Constatam-se várias contradições nessa fase. O formando reconhece que

possui conhecimento e qualificação, obtida no ambiente universitário, porém se

defronta com a necessidade de escolher novos espaços para sua inserção

ocupacional. Sente-se, não só ansioso pela aplicação prática desta qualificação

acadêmica através da participação em estágios, programas, mas também preocupado

com seu futuro profissional e com as condições e possibilidades de acesso ao

primeiro emprego.

O tipo de integração ao mercado de trabalho possibilitado por tais

experiências parece enquadrar-se entre o emprego assalariado menos

especializado, a prestação de serviços para o público em geral (trabalho autônomo)

e as formas de trabalho protegido, conforme diferentes padrões de inserção.

(Pochmann, 1998).

O formando enfrenta na transição e inserção profissional dilemas cruciais

da sociedade. Sofrem tanto por aumento das possibilidades de escolhas do campo

profissional, quanto pelas limitações e controle mais difuso desta dita, possibilidade

de escolhas, além da interação em seus contextos sociais, a influência da família, da

expectativa de seus pares em torno da formação e de seus próprios projetos de vida.

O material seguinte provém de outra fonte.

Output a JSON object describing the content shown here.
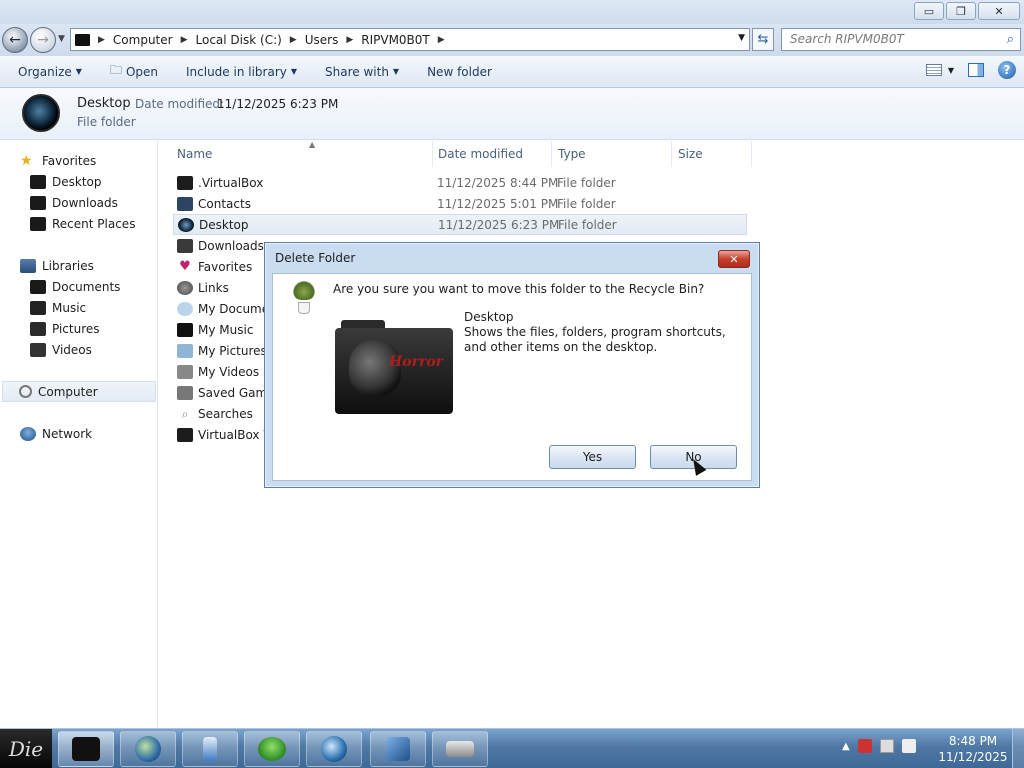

O desemprego também atinge sujeitos com elevada escolaridade, que se

reproduzem mais rapidamente nas grandes capitais do Brasil, identificados por

71

Pochmann (2003b) como neopobres, fruto do crescente desemprego e da

precarização das formas de colocação dos sujeitos no mercado de trabalho.

O desemprego promove um isolamento do sujeito, e estar isolado não consiste tanto

numa separação do sujeito em relação aos outros, mas numa separação entre o

sujeito e os recursos necessários para viver uma existência plena.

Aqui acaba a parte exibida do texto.